Sick With Constitution

Home sick for another day, I am reading a book called On Reading the Constitution by Lawrence Tribe, an author recommended to me by a NYC lawyer recommended to me by a now blogging former-classmate of his as well as a collection of essays on the founding of the USA called To Begin The World Anew by Bernard Bailyn. With the concurrent debate on same-sex marriage as well as my recent spate of trips south, I thought it was time to get some sense of the difference between the US and Canadian constitution and I already am very surprised by a few:

  • The inordinate respect given to the USA’s Founding Fathers and what they must have meant when they penning this or that clause in this or that sentence. In Canada, it is sometimes said that the 1981 patriation of the constitution and the Charter moved us to an American style “written constitution” but this is incorrect as we have a constitution of hundreds of documents from 1700s governor’s letters of instruction to recent agreements on off-shore oil revenue. What we do not have is an uber-text and any care for those who wrote it. The words have to live and die on their own.
  • The misrepresentation of the original intention for separation of church and state seems to contradict the interest in understanding the Founding Fathers. From the outset, ministers of the faith were barred from sitting in a legislature as the rules of the faith had no place in the civic law. Nowadays, there is this idea that the morality and perception of Christianity in the late-eighteenth century was exactly as red staters would wish were the case today.

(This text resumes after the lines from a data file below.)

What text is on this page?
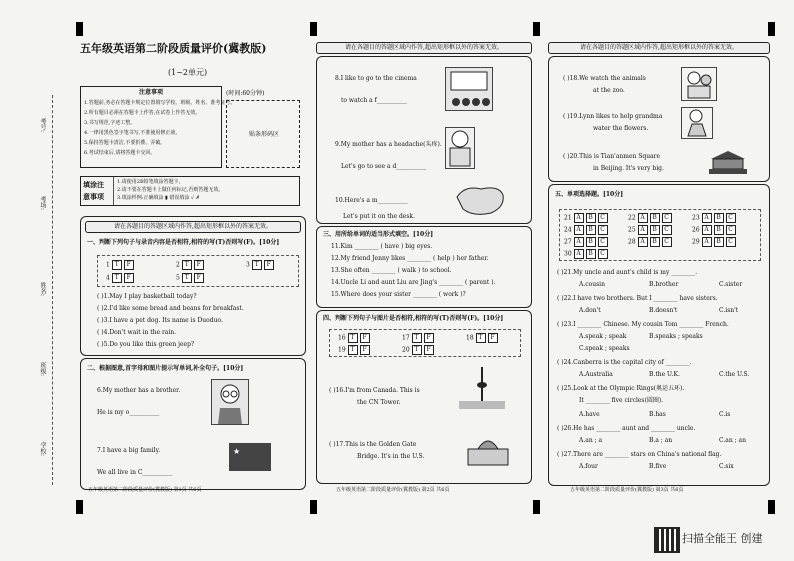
考号:
考场:
姓名:
班级:
学校:
五年级英语第二阶段质量评价(冀教版)
(1~2单元)
注意事项
1.答题前,务必在答题卡规定位置填写学校、班级、姓名、准考证号。
2.所有题目必须在答题卡上作答,在试卷上作答无效。
3.书写规范,字迹工整。
4.一律用黑色签字笔书写,不准使用修正液。
5.保持答题卡清洁,不要折叠、弄破。
6.考试结束后,请将答题卡交回。
(时间:60分钟)
贴条形码区
填涂注
意事项
1.请使用2B铅笔填涂答题卡。
2.请不要在答题卡上做任何标记,否则答题无效。
3.填涂样例:正确填涂 ▮ 错误填涂 ✓ ✗
请在各题目的答题区域内作答,超出矩形框以外的答案无效。
一、判断下列句子与录音内容是否相符,相符的写(T)否则写(F)。[10分]
1 T F	2 T F	3 T F
4 T F	5 T F
( )1.May I play basketball today?
( )2.I'd like some bread and beans for breakfast.
( )3.I have a pet dog. Its name is Duoduo.
( )4.Don't wait in the rain.
( )5.Do you like this green jeep?
二、根据图意,首字母和图片提示写单词,补全句子。[10分]
6.My mother has a brother.
He is my o__________
7.I have a big family.
We all live in C__________
★
五年级英语第二阶段质量评价(冀教版) 第1页 共6页
请在各题目的答题区域内作答,超出矩形框以外的答案无效。
8.I like to go to the cinema
to watch a f__________
9.My mother has a headache(头疼).
Let's go to see a d__________
10.Here's a m__________
Let's put it on the desk.
三、用所给单词的适当形式填空。[10分]
11.Kim ________ ( have ) big eyes.
12.My friend Jenny likes ________ ( help ) her father.
13.She often ________ ( walk ) to school.
14.Uncle Li and aunt Liu are Jing's ________ ( parent ).
15.Where does your sister ________ ( work )?
四、判断下列句子与图片是否相符,相符的写(T)否则写(F)。[10分]
16 T F	17 T F	18 T F
19 T F	20 T F
( )16.I'm from Canada. This is
the CN Tower.
( )17.This is the Golden Gate
Bridge. It's in the U.S.
五年级英语第二阶段质量评价(冀教版) 第2页 共6页
请在各题目的答题区域内作答,超出矩形框以外的答案无效。
( )18.We watch the animals
at the zoo.
( )19.Lynn likes to help grandma
water the flowers.
( )20.This is Tian'anmen Square
in Beijing. It's very big.
五、单项选择题。[10分]
21 A B C	22 A B C	23 A B C
24 A B C	25 A B C	26 A B C
27 A B C	28 A B C	29 A B C
30 A B C
( )21.My uncle and aunt's child is my ________.
A.cousin	B.brother	C.sister
( )22.I have two brothers. But I ________ have sisters.
A.don't	B.doesn't	C.isn't
( )23.I ________ Chinese. My cousin Tom ________ French.
A.speak ; speak	B.speaks ; speaks
C.speak ; speaks
( )24.Canberra is the capital city of ________.
A.Australia	B.the U.K.	C.the U.S.
( )25.Look at the Olympic Rings(奥运五环).
It ________ five circles(圆圈).
A.have	B.has	C.is
( )26.He has ________ aunt and ________ uncle.
A.an ; a	B.a ; an	C.an ; an
( )27.There are ________ stars on China's national flag.
A.four	B.five	C.six
五年级英语第二阶段质量评价(冀教版) 第3页 共6页
扫描全能王 创建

Nothing could be further from the truth and is factually demonstrable. If such an analysis were imported in the Canadian discourse, we would think Sir John A. was a T-totaller.
  • There are no constitutional lawyers in the USA in the same sense as in Canada as the Constitution down south serves as almost an everyday interpretive tool for all law. In Canada, you default to constitutional interpretation when other analyses fail to provide an answer and when applied it is a special case often handled by specializing counsel.

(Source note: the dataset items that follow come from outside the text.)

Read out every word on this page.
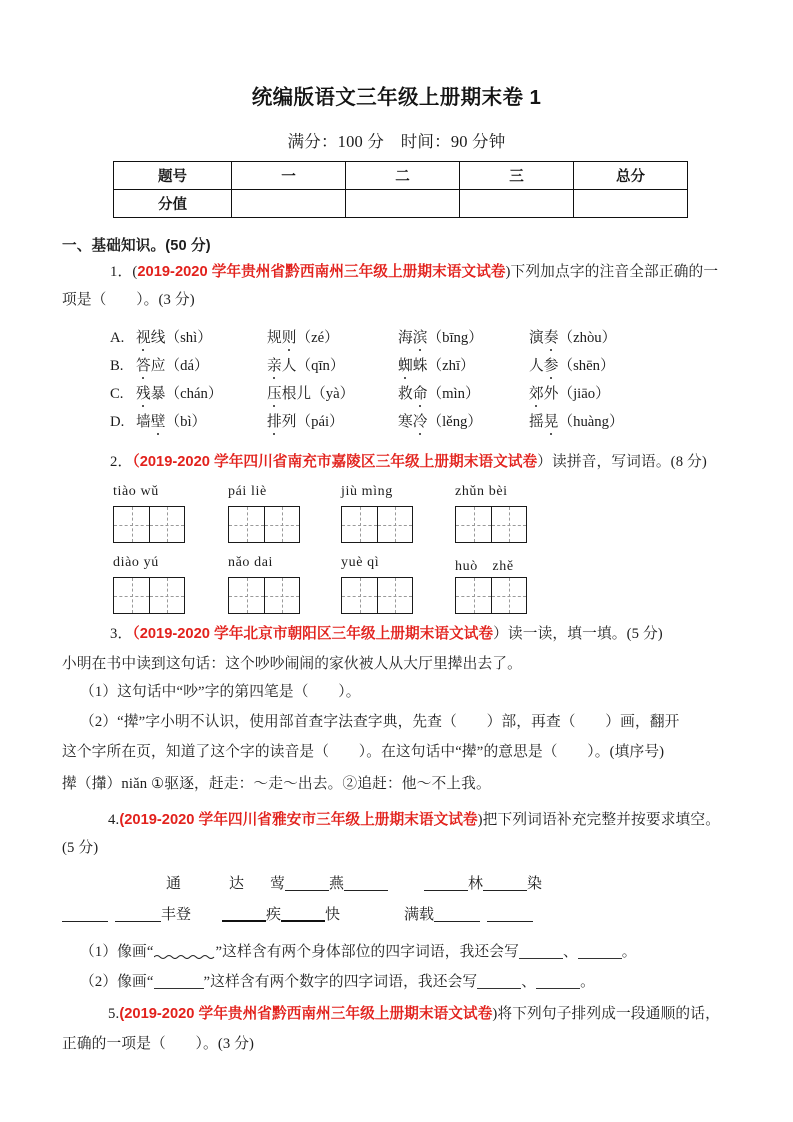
统编版语文三年级上册期末卷 1
满分：100 分　时间：90 分钟
题号	一	二	三	总分
分值				
一、基础知识。(50 分)
1．(2019-2020 学年贵州省黔西南州三年级上册期末语文试卷)下列加点字的注音全部正确的一
项是（　　）。(3 分)
A. 视线（shì）	规则（zé）	海滨（bīng）	演奏（zhòu）
B. 答应（dá）	亲人（qīn）	蜘蛛（zhī）	人参（shēn）
C. 残暴（chán）	压根儿（yà）	救命（mìn）	郊外（jiāo）
D. 墙壁（bì）	排列（pái）	寒冷（lěng）	摇晃（huàng）
2．（2019-2020 学年四川省南充市嘉陵区三年级上册期末语文试卷）读拼音，写词语。(8 分)
tiào wǔ	pái liè	jiù mìng	zhǔn bèi
diào yú	nǎo dai	yuè qì	huò　zhě
3．（2019-2020 学年北京市朝阳区三年级上册期末语文试卷）读一读，填一填。(5 分)
小明在书中读到这句话：这个吵吵闹闹的家伙被人从大厅里撵出去了。
（1）这句话中“吵”字的第四笔是（　　）。
（2）“撵”字小明不认识，使用部首查字法查字典，先查（　　）部，再查（　　）画，翻开
这个字所在页，知道了这个字的读音是（　　）。在这句话中“撵”的意思是（　　）。(填序号)
撵（攆）niǎn ①驱逐，赶走：～走～出去。②追赶：他～不上我。
4.(2019-2020 学年四川省雅安市三年级上册期末语文试卷)把下列词语补充完整并按要求填空。
(5 分)
通	达 莺	燕	林	染
丰登	疾	快	满载
（1）像画“	”这样含有两个身体部位的四字词语，我还会写	、	。
（2）像画“	”这样含有两个数字的四字词语，我还会写	、	。
5.(2019-2020 学年贵州省黔西南州三年级上册期末语文试卷)将下列句子排列成一段通顺的话，
正确的一项是（　　）。(3 分)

  • That the phenomena of the USA was as much or more in its recreation of the state as it is in its identification of the rights of humans. It was envisaged by fairly ordinary folk like Roger Sherman as much as Thomas Jeffersons and George Washingtons. The concurrent divided jurisdiction of federal and state government being one example of this rethinking of government. The idealism is almost embarassing if it were not actually effective. It makes me wonder that if Napoleon had not emerged in France at the same time as the early USA was trying to get a start whether the War of 1812 may have had a different outcome and we would now, throughout the greater British North America, all have thought what a nutty idea those fellers had way back then.

In Canada our law and history is not a morality play, a battle of good over the void. It is a bargain, an agreement to get along peacefully. The USA is a very different place.